New York surgeons removed a pig kidney less than two months after transplanting it into Lisa Pisano, a 54-year-old woman with kidney failure who also requires a mechanical heart pump. The transplant team says the problem is with the heart pump, not the pig’s kidney, and that the patient is in stable condition.
Pisano had heart and kidney failure and required regular dialysis, and several chronic conditions made his chances of a good outcome low and prevented him from receiving a traditional heart and kidney transplant from a donor.
Pisano first underwent heart pump surgery at NYU Langone Medical Center on April 4, followed by pig kidney transplant surgery on April 12. Heart pumps, called left ventricular assist devices (LVADs), are used by patients awaiting a heart transplant or who are not candidates for a heart transplant.
In a statement provided to WIRED, Pisano’s medical team explained that after several bouts of the heart pump not being able to pump enough blood to the transplanted kidney, they selectively removed the pig’s kidney on May 29, 47 days after the transplant.
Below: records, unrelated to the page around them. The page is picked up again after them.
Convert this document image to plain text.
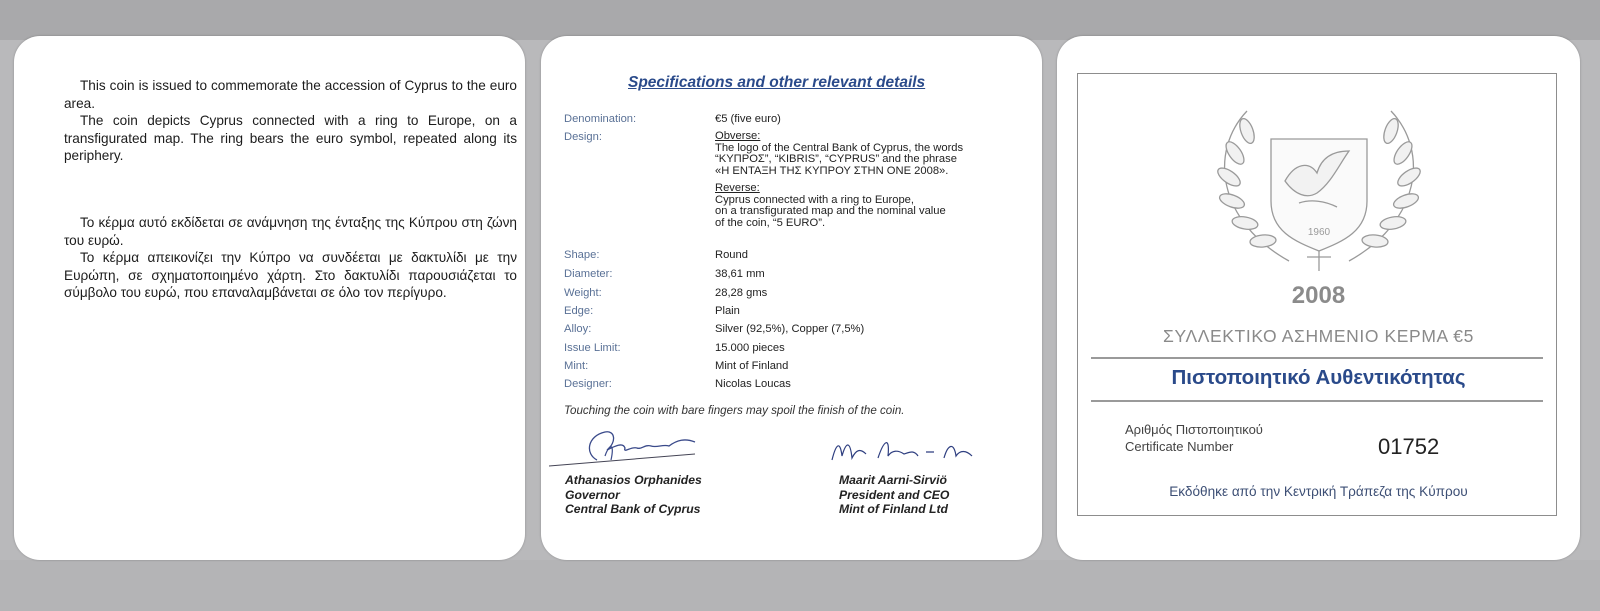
This coin is issued to commemorate the accession of Cyprus to the euro area.

The coin depicts Cyprus connected with a ring to Europe, on a transfigurated map. The ring bears the euro symbol, repeated along its periphery.

Το κέρμα αυτό εκδίδεται σε ανάμνηση της ένταξης της Κύπρου στη ζώνη του ευρώ.

Το κέρμα απεικονίζει την Κύπρο να συνδέεται με δακτυλίδι με την Ευρώπη, σε σχηματοποιημένο χάρτη. Στο δακτυλίδι παρουσιάζεται το σύμβολο του ευρώ, που επαναλαμβάνεται σε όλο τον περίγυρο.

Specifications and other relevant details
Denomination:	€5 (five euro)
Design:	Obverse:
The logo of the Central Bank of Cyprus, the words
“ΚΥΠΡΟΣ”, “KIBRIS”, “CYPRUS” and the phrase
«Η ΕΝΤΑΞΗ ΤΗΣ ΚΥΠΡΟΥ ΣΤΗΝ ΟΝΕ 2008».
Reverse:
Cyprus connected with a ring to Europe,
on a transfigurated map and the nominal value
of the coin, “5 EURO”.
Shape:	Round
Diameter:	38,61 mm
Weight:	28,28 gms
Edge:	Plain
Alloy:	Silver (92,5%), Copper (7,5%)
Issue Limit:	15.000 pieces
Mint:	Mint of Finland
Designer:	Nicolas Loucas
Touching the coin with bare fingers may spoil the finish of the coin.
Athanasios Orphanides
Governor
Central Bank of Cyprus
Maarit Aarni-Sirviö
President and CEO
Mint of Finland Ltd
1960
2008
ΣΥΛΛΕΚΤΙΚΟ ΑΣΗΜΕΝΙΟ ΚΕΡΜΑ €5
Πιστοποιητικό Αυθεντικότητας
Αριθμός Πιστοποιητικού
Certificate Number	01752
Εκδόθηκε από την Κεντρική Τράπεζα της Κύπρου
A steady flow of blood is essential for the kidneys to produce urine and filter waste products. Without it, Pisano’s kidney function began to decline.
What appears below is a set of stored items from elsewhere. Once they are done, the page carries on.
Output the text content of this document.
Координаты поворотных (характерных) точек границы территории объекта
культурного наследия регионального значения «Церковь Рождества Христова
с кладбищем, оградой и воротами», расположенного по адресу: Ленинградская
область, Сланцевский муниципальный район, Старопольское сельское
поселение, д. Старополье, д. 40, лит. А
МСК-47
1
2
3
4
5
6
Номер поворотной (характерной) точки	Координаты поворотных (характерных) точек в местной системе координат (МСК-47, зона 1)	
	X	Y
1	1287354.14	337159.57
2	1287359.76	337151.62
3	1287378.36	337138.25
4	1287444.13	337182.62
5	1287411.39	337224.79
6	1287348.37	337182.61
“Taken together, the kidneys are no longer contributing enough to justify continued immunosuppressive therapy,” Robert Montgomery, director of the New York University Langone Transplant Institute, said in a statement. Like most transplant patients, Pisano needed to take immunosuppressants to prevent his immune system from rejecting the donor organ.
The kidney was taken from a pig that had been genetically engineered by Virginia biotech company Revivicor to lack the gene responsible for the production of a sugar called alpha-gal. In a previous study at NYU Langone, researchers found that removing the sugar could prevent the organ from being immediately rejected when transplanted into a brain-dead patient. Pisano’s surgery also included the donor pig’s thymus, which is responsible for “educating” the immune system, to reduce the chance of rejection.
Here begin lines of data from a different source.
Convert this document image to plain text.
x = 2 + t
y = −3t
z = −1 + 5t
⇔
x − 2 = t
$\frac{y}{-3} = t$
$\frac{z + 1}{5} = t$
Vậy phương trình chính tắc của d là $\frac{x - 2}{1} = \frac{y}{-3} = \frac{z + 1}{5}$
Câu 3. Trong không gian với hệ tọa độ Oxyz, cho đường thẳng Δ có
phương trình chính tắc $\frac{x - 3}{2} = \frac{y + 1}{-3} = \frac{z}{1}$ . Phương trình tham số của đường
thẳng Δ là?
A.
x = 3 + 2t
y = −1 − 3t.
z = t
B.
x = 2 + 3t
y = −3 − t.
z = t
A recent biopsy showed no signs of rejection, but Pisano’s kidneys had been damaged by a lack of blood flow, the statement said. Researchers will examine the pig kidneys in more detail after they are removed.
Pisano has now resumed dialysis, a treatment for kidney failure, and her heart pump is still functioning — though she would not have been a candidate for one had she not received the pig kidney.
“We hope that Lisa can be returned to her family soon,” Montgomery said, calling Pisano “a pioneer and a hero in the effort to create sustainable options for people waiting for organ transplants.”
Pisano is the second person to survive a genetically modified pig kidney transplant; the first was Richard Sulaiman of Massachusetts, who died in May, just two months after the historic transplant. The surgery took place at Massachusetts General Hospital on March 16. In a statement released on May 11, the hospital said there was “no indication” that Sulaiman’s death was the result of a pig kidney transplant. The donor pig used in Sulaiman’s surgery had a total of 69 different gene edits.
A global organ donor shortage has led researchers at New York University, the University of Massachusetts and elsewhere to explore the possibility of using pigs as an alternative source. But pig tissue is quickly recognized as foreign by the human body, so scientists are using gene editing to make pig organs more human-like to the immune system. Just how much gene editing would be required to make pig organs function in the human body is a topic of much debate.
Two pig heart transplants have also been performed at the University of Maryland, in 2022 and 2023, respectively. In both cases, the patients were ineligible for human heart transplants. The donor pigs had 10 gene edits and were also bred by Revivecor. The two transplant patients died approximately two months after the transplants.